Investing.com -- U.S. President Donald Trump’s plan to impose 25% tariffs on imports from the European Union could further strain economic growth in Central Europe and exacerbate existing fiscal difficulties, according to a Reuters report citing S&P Global (NYSE:SPGI) Ratings on Monday.
Trump announced last week that his administration would soon implement the tariffs, claiming that the EU’s trade policies were designed to disadvantage the United States, the report added.
In response, the European Commission stated it would take firm and immediate action against trade barriers, following the enforcement of U.S. tariffs on imports from Canada and Mexico, which begins Tuesday.
While Central and Eastern Europe’s direct trade exposure to the U.S. is relatively low, S&P Global warned that the region’s economic outlook could suffer, particularly through the impact on Germany’s automotive industry.

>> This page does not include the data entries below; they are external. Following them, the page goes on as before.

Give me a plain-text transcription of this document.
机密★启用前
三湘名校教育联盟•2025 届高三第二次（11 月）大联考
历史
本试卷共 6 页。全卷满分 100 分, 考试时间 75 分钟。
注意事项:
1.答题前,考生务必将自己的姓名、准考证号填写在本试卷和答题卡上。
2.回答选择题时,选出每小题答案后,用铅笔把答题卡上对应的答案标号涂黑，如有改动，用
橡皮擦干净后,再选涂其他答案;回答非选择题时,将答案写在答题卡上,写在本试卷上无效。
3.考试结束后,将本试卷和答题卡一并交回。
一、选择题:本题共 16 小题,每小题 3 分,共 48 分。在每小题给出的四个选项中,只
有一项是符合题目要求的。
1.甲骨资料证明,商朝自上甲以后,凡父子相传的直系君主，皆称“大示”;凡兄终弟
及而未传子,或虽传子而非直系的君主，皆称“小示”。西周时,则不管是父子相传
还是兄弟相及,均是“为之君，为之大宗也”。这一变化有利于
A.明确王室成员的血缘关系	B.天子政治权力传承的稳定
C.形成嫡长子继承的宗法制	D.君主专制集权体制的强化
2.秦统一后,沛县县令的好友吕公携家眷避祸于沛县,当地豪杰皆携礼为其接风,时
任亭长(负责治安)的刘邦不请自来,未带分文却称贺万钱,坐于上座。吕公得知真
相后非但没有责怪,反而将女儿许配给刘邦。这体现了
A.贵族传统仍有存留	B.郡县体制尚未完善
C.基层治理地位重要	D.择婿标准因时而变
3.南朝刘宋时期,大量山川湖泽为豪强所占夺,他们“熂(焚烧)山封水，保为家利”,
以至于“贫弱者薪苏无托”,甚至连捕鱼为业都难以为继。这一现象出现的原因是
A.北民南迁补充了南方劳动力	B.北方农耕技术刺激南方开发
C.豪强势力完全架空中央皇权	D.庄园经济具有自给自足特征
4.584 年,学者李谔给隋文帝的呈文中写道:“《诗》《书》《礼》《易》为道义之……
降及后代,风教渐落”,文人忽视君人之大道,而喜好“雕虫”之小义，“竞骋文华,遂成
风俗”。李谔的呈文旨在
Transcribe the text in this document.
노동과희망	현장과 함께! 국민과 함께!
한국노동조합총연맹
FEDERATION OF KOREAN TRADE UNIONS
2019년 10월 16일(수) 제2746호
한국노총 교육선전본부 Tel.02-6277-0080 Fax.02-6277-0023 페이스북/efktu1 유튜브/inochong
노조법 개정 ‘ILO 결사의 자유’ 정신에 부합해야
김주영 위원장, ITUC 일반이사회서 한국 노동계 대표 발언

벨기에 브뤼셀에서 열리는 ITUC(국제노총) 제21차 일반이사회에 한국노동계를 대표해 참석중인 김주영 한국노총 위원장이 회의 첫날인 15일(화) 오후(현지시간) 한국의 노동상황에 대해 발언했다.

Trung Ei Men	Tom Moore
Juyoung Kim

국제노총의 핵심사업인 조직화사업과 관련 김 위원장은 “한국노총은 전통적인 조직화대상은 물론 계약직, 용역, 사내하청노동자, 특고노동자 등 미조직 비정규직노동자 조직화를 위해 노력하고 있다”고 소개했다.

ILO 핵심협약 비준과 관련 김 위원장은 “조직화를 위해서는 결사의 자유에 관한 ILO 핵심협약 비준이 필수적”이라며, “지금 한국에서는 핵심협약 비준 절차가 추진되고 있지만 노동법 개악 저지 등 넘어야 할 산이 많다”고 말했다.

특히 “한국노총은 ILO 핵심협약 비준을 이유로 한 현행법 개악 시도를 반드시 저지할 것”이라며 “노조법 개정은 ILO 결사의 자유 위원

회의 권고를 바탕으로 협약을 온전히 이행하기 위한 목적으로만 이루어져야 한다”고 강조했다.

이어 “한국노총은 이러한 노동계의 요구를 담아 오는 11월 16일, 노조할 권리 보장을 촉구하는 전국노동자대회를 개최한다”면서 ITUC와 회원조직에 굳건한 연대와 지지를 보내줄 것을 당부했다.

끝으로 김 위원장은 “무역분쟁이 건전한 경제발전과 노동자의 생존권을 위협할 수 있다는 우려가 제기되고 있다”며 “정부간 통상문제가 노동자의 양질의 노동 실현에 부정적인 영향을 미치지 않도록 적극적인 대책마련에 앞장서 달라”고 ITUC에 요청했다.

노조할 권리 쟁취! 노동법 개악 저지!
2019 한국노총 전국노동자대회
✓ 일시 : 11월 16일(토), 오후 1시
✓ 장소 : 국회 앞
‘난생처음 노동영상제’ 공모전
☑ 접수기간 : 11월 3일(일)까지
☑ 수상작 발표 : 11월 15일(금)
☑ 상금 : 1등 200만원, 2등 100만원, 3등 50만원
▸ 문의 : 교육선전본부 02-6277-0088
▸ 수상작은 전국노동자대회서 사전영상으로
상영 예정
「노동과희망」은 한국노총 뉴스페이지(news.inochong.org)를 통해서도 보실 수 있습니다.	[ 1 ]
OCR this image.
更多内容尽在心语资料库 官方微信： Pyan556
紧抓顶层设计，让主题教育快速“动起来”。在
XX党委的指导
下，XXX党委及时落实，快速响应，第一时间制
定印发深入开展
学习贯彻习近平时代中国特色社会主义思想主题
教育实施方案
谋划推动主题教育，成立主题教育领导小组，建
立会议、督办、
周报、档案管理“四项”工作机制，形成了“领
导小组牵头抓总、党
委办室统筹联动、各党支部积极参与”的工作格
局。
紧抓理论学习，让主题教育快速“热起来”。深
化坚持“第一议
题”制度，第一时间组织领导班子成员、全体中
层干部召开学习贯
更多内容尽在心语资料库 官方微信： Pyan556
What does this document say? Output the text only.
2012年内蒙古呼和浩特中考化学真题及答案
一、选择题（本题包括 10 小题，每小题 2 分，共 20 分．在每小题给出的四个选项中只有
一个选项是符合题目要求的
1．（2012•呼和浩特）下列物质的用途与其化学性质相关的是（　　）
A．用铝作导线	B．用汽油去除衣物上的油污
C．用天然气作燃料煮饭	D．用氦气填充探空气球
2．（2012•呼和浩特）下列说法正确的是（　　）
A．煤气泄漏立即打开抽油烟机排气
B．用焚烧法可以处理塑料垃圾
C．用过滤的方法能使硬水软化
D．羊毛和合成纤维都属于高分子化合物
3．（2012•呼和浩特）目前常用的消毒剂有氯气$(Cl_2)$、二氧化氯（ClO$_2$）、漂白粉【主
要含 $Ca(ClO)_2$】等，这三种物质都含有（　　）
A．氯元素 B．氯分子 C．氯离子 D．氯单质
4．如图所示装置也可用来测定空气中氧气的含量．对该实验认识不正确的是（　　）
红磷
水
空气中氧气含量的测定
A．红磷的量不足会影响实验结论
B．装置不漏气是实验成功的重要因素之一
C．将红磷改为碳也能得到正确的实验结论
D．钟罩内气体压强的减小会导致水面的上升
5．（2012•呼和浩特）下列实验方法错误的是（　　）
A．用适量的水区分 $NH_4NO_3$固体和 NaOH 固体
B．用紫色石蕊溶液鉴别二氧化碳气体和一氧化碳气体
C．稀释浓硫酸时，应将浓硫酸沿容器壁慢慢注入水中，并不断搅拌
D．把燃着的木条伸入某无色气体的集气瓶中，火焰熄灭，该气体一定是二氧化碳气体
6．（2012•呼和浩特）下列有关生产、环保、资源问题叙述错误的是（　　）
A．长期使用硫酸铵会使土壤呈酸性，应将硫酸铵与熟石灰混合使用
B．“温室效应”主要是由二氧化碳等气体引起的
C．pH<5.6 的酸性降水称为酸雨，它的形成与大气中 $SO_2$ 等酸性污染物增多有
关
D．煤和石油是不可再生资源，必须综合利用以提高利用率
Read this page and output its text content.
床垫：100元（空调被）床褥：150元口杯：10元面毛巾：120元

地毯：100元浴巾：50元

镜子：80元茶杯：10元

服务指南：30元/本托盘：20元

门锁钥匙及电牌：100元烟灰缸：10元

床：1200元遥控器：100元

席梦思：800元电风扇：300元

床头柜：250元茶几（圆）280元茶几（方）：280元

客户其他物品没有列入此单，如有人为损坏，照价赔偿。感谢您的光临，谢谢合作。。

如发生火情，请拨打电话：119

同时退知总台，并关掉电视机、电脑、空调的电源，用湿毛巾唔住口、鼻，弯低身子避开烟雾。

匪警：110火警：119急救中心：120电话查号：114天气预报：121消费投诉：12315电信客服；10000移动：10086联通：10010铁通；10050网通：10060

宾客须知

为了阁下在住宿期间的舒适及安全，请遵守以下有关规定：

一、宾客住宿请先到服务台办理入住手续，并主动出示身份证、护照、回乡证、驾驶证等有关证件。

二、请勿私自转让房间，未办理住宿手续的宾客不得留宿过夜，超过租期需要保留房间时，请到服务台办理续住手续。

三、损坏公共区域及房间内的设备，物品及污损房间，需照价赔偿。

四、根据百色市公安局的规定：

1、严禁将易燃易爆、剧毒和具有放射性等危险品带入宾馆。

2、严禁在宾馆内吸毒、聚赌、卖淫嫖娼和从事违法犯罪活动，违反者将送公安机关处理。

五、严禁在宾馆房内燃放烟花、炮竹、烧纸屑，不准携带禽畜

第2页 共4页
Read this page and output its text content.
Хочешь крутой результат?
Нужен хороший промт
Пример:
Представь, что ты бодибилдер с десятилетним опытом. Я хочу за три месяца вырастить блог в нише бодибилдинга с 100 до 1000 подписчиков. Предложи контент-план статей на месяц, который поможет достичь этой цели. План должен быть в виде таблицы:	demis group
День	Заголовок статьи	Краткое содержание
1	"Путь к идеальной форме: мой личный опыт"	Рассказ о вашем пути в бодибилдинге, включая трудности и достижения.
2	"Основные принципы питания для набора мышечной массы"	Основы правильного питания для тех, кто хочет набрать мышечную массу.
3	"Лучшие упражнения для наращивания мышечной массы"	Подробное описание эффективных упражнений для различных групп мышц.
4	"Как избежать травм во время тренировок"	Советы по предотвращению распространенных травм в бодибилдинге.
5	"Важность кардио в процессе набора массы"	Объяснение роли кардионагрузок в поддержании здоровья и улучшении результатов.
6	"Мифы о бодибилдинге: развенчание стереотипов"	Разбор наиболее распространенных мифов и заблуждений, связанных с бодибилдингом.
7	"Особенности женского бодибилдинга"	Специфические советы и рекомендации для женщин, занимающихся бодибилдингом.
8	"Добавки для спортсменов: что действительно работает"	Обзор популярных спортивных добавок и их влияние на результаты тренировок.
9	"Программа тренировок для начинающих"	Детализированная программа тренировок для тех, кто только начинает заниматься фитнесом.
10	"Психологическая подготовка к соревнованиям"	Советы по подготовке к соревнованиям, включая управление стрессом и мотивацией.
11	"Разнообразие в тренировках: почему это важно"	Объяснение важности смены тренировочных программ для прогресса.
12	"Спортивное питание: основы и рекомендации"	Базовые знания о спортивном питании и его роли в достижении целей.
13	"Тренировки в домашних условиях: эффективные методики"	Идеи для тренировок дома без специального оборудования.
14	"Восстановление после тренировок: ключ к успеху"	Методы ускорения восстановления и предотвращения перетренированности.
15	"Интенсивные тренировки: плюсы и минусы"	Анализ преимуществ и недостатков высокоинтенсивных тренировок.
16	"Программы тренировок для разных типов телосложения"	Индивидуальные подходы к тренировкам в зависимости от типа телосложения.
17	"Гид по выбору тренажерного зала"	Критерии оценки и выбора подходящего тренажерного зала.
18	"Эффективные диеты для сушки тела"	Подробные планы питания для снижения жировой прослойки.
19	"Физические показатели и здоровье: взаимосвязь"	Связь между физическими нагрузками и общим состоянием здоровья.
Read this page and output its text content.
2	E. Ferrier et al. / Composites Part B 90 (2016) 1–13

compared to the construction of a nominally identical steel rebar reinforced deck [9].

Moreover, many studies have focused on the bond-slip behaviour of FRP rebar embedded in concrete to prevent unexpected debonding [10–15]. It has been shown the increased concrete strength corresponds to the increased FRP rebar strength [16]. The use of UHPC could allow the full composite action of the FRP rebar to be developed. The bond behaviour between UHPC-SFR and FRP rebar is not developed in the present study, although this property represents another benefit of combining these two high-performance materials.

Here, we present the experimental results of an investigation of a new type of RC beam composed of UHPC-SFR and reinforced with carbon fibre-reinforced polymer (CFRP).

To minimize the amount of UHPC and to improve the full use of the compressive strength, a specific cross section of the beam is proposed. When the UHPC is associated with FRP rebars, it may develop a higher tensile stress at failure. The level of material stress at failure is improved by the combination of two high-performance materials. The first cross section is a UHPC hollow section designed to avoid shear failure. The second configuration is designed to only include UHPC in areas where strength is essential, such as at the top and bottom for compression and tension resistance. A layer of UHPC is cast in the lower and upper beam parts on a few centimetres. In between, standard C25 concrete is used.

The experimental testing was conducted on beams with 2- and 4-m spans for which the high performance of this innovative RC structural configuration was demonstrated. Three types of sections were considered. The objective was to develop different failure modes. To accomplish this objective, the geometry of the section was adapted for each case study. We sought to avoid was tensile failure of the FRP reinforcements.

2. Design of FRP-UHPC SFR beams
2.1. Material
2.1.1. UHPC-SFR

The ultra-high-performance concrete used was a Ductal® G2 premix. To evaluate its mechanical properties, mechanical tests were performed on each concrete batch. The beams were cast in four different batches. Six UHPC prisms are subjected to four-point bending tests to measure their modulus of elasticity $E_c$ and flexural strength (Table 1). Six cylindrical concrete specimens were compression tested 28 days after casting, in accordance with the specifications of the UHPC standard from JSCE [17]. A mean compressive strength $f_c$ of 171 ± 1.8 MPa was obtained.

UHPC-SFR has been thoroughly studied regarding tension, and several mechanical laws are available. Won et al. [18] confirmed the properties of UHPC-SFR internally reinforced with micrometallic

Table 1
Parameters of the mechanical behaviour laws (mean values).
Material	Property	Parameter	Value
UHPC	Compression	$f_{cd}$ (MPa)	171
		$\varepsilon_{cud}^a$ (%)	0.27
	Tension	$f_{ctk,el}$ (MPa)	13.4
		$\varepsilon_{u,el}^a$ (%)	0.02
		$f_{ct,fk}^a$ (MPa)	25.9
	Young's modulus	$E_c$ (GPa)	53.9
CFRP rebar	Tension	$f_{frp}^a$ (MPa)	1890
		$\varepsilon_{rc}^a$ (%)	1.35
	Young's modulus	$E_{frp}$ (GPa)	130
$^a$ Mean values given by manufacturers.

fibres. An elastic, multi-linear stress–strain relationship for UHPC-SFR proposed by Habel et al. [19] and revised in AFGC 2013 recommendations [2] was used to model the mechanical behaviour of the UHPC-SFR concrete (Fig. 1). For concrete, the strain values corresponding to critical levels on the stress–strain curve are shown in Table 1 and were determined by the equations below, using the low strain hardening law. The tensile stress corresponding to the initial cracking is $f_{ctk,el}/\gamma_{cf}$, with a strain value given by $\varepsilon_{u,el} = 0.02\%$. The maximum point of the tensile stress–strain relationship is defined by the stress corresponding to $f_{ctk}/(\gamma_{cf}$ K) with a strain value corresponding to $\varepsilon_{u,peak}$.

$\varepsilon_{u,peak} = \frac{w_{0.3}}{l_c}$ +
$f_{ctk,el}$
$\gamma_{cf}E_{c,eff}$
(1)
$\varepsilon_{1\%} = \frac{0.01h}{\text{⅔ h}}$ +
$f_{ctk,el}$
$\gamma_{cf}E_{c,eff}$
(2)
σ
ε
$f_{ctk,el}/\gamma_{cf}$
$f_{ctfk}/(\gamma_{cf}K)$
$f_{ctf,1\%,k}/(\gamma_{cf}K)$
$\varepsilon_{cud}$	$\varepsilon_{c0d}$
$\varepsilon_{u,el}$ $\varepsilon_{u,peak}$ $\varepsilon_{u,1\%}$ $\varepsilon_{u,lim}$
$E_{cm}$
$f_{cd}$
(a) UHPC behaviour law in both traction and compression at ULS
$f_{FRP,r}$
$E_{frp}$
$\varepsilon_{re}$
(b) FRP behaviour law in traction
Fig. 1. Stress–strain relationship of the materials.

This is especially relevant for Czechia, Hungary, Slovakia, Slovenia, and Romania, the report noted, highlighting that machinery and transport equipment exports to Germany make up over 10% of these countries’ total exports.
Foreign trade plays a crucial role in the economies of Central European nations. According to 2023 Eurostat data, exports account for 92% of Slovakia’s GDP and 69% of the Czech Republic’s, while Romania’s export share of 39% is below the EU average, the report said.
Poland, the region’s largest economy, is expected to be less affected due to its lower reliance on car exports, a strong domestic market, and substantial EU recovery fund inflows.
The tariff threats have already impacted financial markets, with Hungary’s forint and the Czech crown weakening past key levels and Poland’s zloty pulling back from a 10-year high on Friday.
Nicholas Farr, an Emerging Europe analyst at Capital Economics, estimated that a 25% U.S. tariff on EU goods could reduce Central Europe’s GDP growth by approximately 0.5%, a more significant impact than earlier projections based on milder tariff scenarios.
A slowdown in the region could hinder its post-pandemic recovery, which had already been weakened by surging inflation following Russia’s 2022 invasion of Ukraine, alongside economic struggles in Germany, a key trading partner.
However, S&P Global pointed out that declining Chinese demand for German cars may pose an even greater threat to Central European economies than U.S. tariffs. The agency cited Volkswagen (ETR:VOWG_p), Mercedes, and BMW (ETR:BMWG), noting that China accounts for around a third of their sales, compared to 10-15% in the U.S.
S&P Global said that weaker growth among Central and Eastern European sovereigns could intensify their existing fiscal challenges, which the firm has long identified as a major regional risk, the report added.
The European Commission initiated disciplinary procedures last year against seven EU countries, including Hungary, Poland, and Slovakia, due to excessive fiscal deficits. Romania, in particular, faces the most significant budget shortfall in the bloc.